Groups of local Corvallis residents rallied outside of the Corvallis Municipal Courthouse on Saturday, joining thousands of women across the country as they protested the recent supreme court nomination and the current administration’s denial of climate change.
Led by Amy Hunter, organizer and Corvallis resident, the march was initially created because she had not been able to find a way to participate in the national effort unless she drove to Portland.
“I thought, it’d be great to have one in Corvallis and [the City] provided a lot of the tools to get started,” Hunter said.
The march started at 11 a.m., while Hunter’s group of volunteers handed out extra signs to participants and sold tee shirts with the slogan “Belligerent Optimist” for a $20 donation, that of which went to the National Organization of Women, Mid-Willamette chapter.

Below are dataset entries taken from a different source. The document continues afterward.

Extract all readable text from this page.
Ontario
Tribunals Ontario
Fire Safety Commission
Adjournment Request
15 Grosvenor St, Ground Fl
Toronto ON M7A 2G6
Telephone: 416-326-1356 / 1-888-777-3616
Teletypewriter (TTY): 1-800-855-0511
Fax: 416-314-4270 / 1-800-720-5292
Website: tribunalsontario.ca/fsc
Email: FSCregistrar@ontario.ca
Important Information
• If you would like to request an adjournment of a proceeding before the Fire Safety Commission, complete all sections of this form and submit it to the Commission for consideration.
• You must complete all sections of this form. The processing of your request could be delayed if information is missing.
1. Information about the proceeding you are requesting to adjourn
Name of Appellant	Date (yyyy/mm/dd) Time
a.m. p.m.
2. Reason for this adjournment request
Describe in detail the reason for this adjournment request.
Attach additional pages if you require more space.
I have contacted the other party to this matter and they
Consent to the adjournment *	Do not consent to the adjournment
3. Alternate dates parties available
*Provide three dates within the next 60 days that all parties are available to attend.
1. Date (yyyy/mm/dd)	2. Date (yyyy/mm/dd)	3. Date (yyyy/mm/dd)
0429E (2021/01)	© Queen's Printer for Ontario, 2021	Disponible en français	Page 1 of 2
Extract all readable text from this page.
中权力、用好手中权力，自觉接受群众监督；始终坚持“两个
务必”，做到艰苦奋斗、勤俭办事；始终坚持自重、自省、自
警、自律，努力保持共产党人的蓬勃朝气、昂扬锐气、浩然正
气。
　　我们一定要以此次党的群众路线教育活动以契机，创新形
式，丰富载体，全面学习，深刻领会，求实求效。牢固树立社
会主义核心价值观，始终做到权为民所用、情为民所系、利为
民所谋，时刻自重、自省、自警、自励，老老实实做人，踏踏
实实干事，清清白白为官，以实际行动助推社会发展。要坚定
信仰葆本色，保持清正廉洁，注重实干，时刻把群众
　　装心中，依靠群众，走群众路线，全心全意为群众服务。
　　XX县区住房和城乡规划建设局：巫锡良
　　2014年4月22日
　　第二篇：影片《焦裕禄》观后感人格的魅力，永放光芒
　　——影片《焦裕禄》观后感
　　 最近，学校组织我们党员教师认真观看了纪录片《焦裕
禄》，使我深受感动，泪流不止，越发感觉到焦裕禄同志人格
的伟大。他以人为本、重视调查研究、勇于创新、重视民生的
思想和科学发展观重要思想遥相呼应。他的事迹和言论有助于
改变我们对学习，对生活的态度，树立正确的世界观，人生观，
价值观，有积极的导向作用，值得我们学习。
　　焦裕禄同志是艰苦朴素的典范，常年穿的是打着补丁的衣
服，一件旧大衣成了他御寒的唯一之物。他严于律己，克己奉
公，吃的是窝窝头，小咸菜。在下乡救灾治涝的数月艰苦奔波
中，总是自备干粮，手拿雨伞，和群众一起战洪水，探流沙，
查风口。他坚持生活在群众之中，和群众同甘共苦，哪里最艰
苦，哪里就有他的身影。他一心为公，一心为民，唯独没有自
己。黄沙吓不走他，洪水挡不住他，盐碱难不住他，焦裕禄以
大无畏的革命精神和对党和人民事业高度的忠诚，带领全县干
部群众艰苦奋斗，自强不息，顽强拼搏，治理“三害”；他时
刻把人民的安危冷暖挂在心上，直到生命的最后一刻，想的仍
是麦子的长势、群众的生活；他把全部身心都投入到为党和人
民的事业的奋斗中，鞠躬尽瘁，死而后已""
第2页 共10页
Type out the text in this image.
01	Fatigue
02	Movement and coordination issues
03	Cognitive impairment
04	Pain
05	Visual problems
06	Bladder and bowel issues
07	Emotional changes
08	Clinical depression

Kate Feldman, volunteer, was working at the booth selling tee-shirts and giving out masks. This is not the first time that Feldman, 74, showed up to advocate for women's rights.
“I’ve been involved in women’s rights forever,” Feldman said. “I woke up one day and I was a woman. No, but you know, I’m 74. Women’s rights were not always [talked about]. I had to wear skirts to school... I went to art school and had a teacher who told me ‘Boy, your art skills are really strong for a woman.’ I had no idea what he was talking about.”
Feldman mentioned how interwoven the community was, and how many members of the group gathered outside the courthouse, had also been there at the first national Women’s March in 2016.
Among those protesting this year, were both men and women of the community, some of whom were students at Oregon State University.
“I think it’s just important to show support for our women,” said Nick Pilaniv, OSU sophomore, and Dylan Gwaltney, Corvallis resident. “Everyone’s equal, and we should support everyone. It helps that we’re out here.”
Hunter and many other protestors said that it is more important than ever to support women’s right to equality, given the political climate. The Corvallis Climate Action alliance joined the march as partners, which Hunter believes is due to the connection between the two issues.
“What this administration is doing affects climate change,” Hunter said. “Women, as the primary caretakers of this society, all these things fall on our shoulders… especially when our wages aren't the same, we get paid lower, a lot of women are on the front lines of this pandemic as essential workers, and also having to care of folks at home. So, there's a lot of reasons why women need to rise up, stand up, and make sure that their voices are counted”.